The first ecumenical council in the history of the church was convened by the emperor Constantine at Nicaea in Bithynia (now Isnik, Turkey). The main purpose of the council was to attempt to heal the schism in the church provoked by Arianism. This it proceeded to do theologically and politically by the almost unanimous production of a theological confession (the Nicene Creed) by over three hundred bishops representing almost all the eastern provinces of the empire (where the heresy was chiefly centered) and by a token representation from the West. The creed thus produced was the first that could legally claim universal authority as it was sent throughout the empire to receive the agreement of the churches (with the alternative consequences of excommunication and imperial banishment).

 

 The issue which culminated at Nicaea arose out of an unresolved tension within the theological legacy of Origen concerning the relation of the Son to the Father. On the one hand there was the attribution of deity to the Son in a relationship with the Father described as eternal generation.
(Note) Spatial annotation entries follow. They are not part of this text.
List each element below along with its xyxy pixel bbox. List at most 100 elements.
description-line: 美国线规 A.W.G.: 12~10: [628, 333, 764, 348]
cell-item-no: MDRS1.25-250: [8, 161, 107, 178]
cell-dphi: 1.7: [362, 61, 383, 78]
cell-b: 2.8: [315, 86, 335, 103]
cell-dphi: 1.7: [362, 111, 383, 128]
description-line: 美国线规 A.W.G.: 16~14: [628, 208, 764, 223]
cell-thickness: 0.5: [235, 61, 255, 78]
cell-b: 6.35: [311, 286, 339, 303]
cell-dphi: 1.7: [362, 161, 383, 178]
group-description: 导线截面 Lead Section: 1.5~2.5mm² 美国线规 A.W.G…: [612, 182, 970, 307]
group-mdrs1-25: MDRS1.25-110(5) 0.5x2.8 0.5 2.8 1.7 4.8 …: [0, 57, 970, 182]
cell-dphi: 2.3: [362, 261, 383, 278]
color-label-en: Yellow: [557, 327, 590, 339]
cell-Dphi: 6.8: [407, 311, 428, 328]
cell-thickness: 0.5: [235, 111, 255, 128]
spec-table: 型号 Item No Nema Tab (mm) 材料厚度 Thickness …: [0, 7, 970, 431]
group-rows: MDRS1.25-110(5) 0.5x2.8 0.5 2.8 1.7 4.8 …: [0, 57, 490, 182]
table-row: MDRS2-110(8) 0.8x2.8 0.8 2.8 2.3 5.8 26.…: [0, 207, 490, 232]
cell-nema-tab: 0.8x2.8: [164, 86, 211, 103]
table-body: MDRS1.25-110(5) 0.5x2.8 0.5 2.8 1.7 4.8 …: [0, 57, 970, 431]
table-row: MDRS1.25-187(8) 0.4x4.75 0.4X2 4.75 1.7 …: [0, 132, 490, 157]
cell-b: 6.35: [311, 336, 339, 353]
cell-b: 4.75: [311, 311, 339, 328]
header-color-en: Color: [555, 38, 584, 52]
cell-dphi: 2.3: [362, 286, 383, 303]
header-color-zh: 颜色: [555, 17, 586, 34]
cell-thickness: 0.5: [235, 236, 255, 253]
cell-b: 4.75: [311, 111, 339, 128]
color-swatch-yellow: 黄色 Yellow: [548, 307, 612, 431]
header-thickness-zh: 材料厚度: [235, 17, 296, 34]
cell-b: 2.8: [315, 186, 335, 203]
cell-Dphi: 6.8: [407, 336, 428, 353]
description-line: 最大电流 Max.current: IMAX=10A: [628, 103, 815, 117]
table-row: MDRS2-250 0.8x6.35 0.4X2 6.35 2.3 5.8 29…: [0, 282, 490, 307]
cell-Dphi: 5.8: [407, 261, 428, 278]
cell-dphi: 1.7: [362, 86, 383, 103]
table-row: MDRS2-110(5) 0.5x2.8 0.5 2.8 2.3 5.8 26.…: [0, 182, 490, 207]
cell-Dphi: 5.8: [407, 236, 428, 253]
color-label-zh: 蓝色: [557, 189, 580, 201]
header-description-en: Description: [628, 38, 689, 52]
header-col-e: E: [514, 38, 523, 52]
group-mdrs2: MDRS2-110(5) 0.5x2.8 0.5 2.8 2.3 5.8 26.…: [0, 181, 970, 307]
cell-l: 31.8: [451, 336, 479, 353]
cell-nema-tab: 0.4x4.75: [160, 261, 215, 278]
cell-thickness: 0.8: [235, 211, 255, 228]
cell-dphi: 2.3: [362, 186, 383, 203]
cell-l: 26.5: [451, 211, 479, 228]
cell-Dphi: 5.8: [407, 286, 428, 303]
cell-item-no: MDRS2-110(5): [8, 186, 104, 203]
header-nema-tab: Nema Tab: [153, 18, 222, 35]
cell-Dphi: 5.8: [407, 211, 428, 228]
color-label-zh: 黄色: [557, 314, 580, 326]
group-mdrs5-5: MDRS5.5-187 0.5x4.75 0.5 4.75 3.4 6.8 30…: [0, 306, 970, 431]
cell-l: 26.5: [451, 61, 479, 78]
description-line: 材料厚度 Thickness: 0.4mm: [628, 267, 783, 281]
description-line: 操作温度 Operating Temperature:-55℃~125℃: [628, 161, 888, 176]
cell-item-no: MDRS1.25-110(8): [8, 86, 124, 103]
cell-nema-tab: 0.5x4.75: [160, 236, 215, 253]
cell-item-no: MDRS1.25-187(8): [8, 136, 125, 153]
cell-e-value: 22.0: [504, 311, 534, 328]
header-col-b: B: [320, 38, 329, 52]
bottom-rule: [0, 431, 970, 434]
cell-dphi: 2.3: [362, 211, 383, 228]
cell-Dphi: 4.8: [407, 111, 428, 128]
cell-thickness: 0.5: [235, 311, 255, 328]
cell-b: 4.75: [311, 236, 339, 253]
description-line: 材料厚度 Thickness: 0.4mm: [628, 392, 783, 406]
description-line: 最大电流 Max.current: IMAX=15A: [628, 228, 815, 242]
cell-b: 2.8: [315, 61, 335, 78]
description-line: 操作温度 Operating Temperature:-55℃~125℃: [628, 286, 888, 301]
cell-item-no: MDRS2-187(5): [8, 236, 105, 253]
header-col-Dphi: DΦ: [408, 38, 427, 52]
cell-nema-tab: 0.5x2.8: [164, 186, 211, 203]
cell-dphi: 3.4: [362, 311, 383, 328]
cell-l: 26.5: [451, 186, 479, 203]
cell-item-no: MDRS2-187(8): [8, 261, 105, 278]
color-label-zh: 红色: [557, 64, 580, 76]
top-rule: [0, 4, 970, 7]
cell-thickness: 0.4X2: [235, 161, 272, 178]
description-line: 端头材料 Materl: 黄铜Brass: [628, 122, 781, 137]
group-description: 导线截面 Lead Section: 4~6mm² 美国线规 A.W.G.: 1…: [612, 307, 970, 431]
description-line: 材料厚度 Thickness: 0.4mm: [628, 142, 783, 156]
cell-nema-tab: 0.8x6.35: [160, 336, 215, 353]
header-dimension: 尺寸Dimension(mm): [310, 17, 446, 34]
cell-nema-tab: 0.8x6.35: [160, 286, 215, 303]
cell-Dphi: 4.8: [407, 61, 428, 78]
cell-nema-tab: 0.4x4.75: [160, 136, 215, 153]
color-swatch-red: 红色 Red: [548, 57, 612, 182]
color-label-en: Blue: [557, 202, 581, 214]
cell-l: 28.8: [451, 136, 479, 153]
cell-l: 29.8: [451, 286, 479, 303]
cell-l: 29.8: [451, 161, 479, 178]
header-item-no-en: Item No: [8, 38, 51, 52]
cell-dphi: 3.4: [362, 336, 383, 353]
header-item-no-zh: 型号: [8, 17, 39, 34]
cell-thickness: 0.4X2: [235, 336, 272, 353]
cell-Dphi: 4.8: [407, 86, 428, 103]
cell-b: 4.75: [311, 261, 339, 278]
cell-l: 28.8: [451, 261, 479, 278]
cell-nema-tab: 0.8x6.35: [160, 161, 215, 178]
On the other hand there was clear subordinationism. Almost appropriately, the dispute erupted at Alexandria about 318, with Arius, a popular presbyter of the church district of Baucalis, developing the latter strain of Origenism against Bishop Alexander, who advocated the former line of thinking. Arius was a quite capable logician who attacked Alexander (with motives not entirely scholarly) on the charge of Sabellianism. After a local synod heard his own views and dismissed them and him as unsound, Arius demonstrated his popularizing literary and political talents, gathering support beyond Alexandria. His theological views appealed to left-wing Origenists, including the respected Eusebius, bishop of Caesarea. His closest and most helpful ally was his former fellow student in the school of Lucian, Eusebius, bishop at the imperial residence of Nicomedia. After Constantine's personal envoy, Hosius of Cordova, failed to effect a reconciliation in 322 between the two parties in Alexandria, the emperor decided to convene an ecumenical council.  It should be noted that this creed is not that which is recited in churches today as the Nicene Creed. Although similar in many respects, the latter is significantly longer than the former and is missing some key Nicene phrases.

 

 The theology expressed in the Nicene Creed is decively anti-Arian. But the Son is said to be "true God from true God." Although confessing that the Son is begotten, the creed adds the words, "from the Father" and "not made." It is positively asserted that he is "from the being (ousia) of the Father" and "of one substance (homoousia) with the Father." Thus an ontological rather than merely functional deity of the Son was upheld at Nicaea. The only thing confessed the Spirit, however, is faith in him.